Sur le plan de la politique intérieure, il est probable que l'histoire
d'amour entre le Likoud et les travaillistes va virer à l'aigre. Le Parti
travailliste va éprouver le besoin de trouver une identité différente de
celle d'un Likoud post-désengagement. Dans la perspective de nouvelles
élections, le conflit entre Sharon et Netanyahou va s'enflammer, ce qui
pourrait conduire à une telle recomposition du paysage politique qu'il
deviendrait quasiment méconnaissable, avec l'émergence de nouvelles
coalitions et de nouvelles alliances.

 Sur le plan international, les pressions pour en revenir à la Feuille de
route vont augmenter, une fois que le désengagement sera accompli, et ces
pressions seront exercées essentiellement sur Israël. Si les Palestiniens
remplissent leurs obligations définies par la Feuille de route dans le
domaine de la sécurité et des réformes économiques et politiques, Israël se
verra requis de remplir les siennes concernant le gel de la colonisation, le
démantèlement des avant-postes et un retrait sur les positions de décembre
2000.

Le président Bush évite d'exercer une pression sur Israël jusqu'à ce que le
désengagement de Gaza soit effectif ; mais alors, la communauté
internationale, emmenée par les Etats-Unis, dira probablement que la Phase 2
de la Feuille de route devrait commencer à être mise en ¦uvre.

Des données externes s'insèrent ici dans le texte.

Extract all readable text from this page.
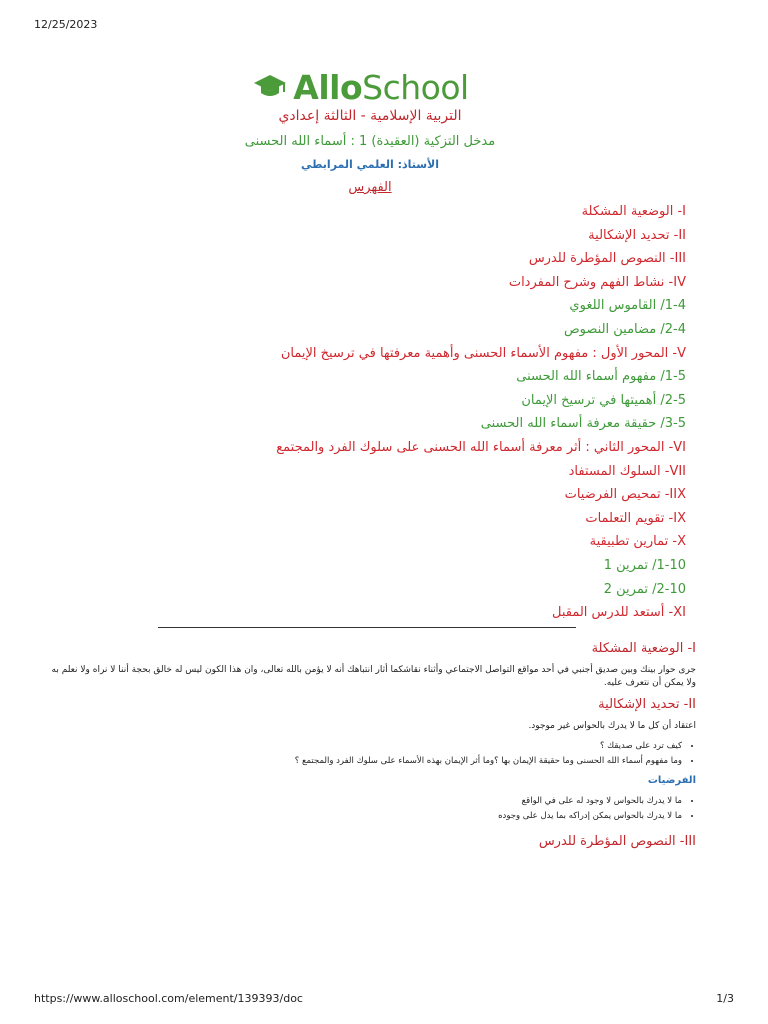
12/25/2023
AlloSchool
التربية الإسلامية - الثالثة إعدادي
مدخل التزكية (العقيدة) 1 : أسماء الله الحسنى
الأستاذ: العلمي المرابطي
الفهرس
I- الوضعية المشكلة
II- تحديد الإشكالية
III- النصوص المؤطرة للدرس
IV- نشاط الفهم وشرح المفردات
1-4/ القاموس اللغوي
2-4/ مضامين النصوص
V- المحور الأول : مفهوم الأسماء الحسنى وأهمية معرفتها في ترسيخ الإيمان
1-5/ مفهوم أسماء الله الحسنى
2-5/ أهميتها في ترسيخ الإيمان
3-5/ حقيقة معرفة أسماء الله الحسنى
VI- المحور الثاني : أثر معرفة أسماء الله الحسنى على سلوك الفرد والمجتمع
VII- السلوك المستفاد
IIX- تمحيص الفرضيات
IX- تقويم التعلمات
X- تمارين تطبيقية
1-10/ تمرين 1
2-10/ تمرين 2
XI- أستعد للدرس المقبل
I- الوضعية المشكلة
جرى حوار بينك وبين صديق أجنبي في أحد مواقع التواصل الاجتماعي وأثناء نقاشكما أثار انتباهك أنه لا يؤمن بالله تعالى، وان هذا الكون ليس له خالق بحجة أننا لا نراه ولا نعلم به ولا يمكن أن نتعرف عليه.
II- تحديد الإشكالية
اعتقاد أن كل ما لا يدرك بالحواس غير موجود.
• كيف ترد على صديقك ؟
• وما مفهوم أسماء الله الحسنى وما حقيقة الإيمان بها ؟وما أثر الإيمان بهذه الأسماء على سلوك الفرد والمجتمع ؟
الفرضيات
• ما لا يدرك بالحواس لا وجود له على في الواقع
• ما لا يدرك بالحواس يمكن إدراكه بما يدل على وجوده
III- النصوص المؤطرة للدرس
https://www.alloschool.com/element/139393/doc	1/3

Cette phase 2 s'ouvre sur l'option de la création d'un Etat palestinien avec
des frontières provisoires. Aucune autre option n'est envisagée, et puisque
Bush a déclaré qu'il devait y avoir un Etat palestinien, il semble probable
qu'aucune autre option ne sera proposée.

Le président de l'Autorité palestinienne, Mahmoud Abbas, dit que la case
phase 2 devrait être sautée pour se rendre directement à la phase 3 : des
négociations sur un statut définitif. Pour Abbas, un Etat palestinien avec
des frontières provisoires serait encore un accord intérimaire à long terme
qui provoquerait de la frustration et pourrait mener à un nouveau cycle de
violences.

Oslo nous a appris que rien n'est plus définitif qu'un accord intérimaire.
Est-il logique de passer directement à la fin du jeu? Yossi Beilin et Yasser
Abed Rabbo, de l'Initiative de Genève, soutiennent l'idée que la fin du jeu
est connue, les problèmes et les solutions clairement définis, et que les
remettre à plus tard n'aboutirait à rien.

Cela est loin d'être absurde. Mais on ne peut s'empêcher de poser la
question : sommes-nous réellement prêts ? Pouvons-nous, Israéliens et
Palestiniens, nous faire suffisamment confiance pour faire les concessions
nécessaires pour faire advenir une vraie paix après plus de quatre années de
violences sanglantes? Si nous nous engageons dans des négociations sur un
règlement définitif, pouvons-nous aboutir à un accord, ou bien va-t-on voir
une répétition de Camp David?

Avec la soi-disant ambiguïté constructive de la Feuille de route, qui laisse
tant de choses dans le flou, il est difficile de déterminer ce qu'il faut
faire. Qu'est-ce qu'un Etat aux frontières provisoires ? Quelles vont être
ces frontières? Cet Etat sera-t-il viable? Y aura-t-il continuité
territoriale?  Y a-t-il des avantages à négocier un règlement définitif
d'Etat à Etat ?

Abbas craint que la création d'un Etat palestinien aux frontières
provisoires ne fasse disparaître la question palestinienne de l'ordre du
jour de la communauté internationale, alors que de nombreux problèmes non
réglés risquent d'envenimer la situation. Israël prétend qu'avant d'aboutir
à des accords définitifs sur les frontières et sur des questions comme
Jérusalem, il faut d'abord voir comment les Palestiniens se comportent en
tant qu'Etat.

L'existence d'un Etat palestinien limitera la capacité d'Israël à envahir le
territoire palestinien. La communauté internationale a agi contre l'Irak
quand il a envahi un Koweït souverain. Bien qu'il soit probable que les
Américains utiliseraient leur droit de veto au Conseil de sécurité, Israël
n'a aucune envie d'assister à un débat sur des sanctions possibles suite à
l'invasion d'un autre Etat souverain, en particulier un Etat que la
communauté internationale soutient et à la création duquel elle travaille.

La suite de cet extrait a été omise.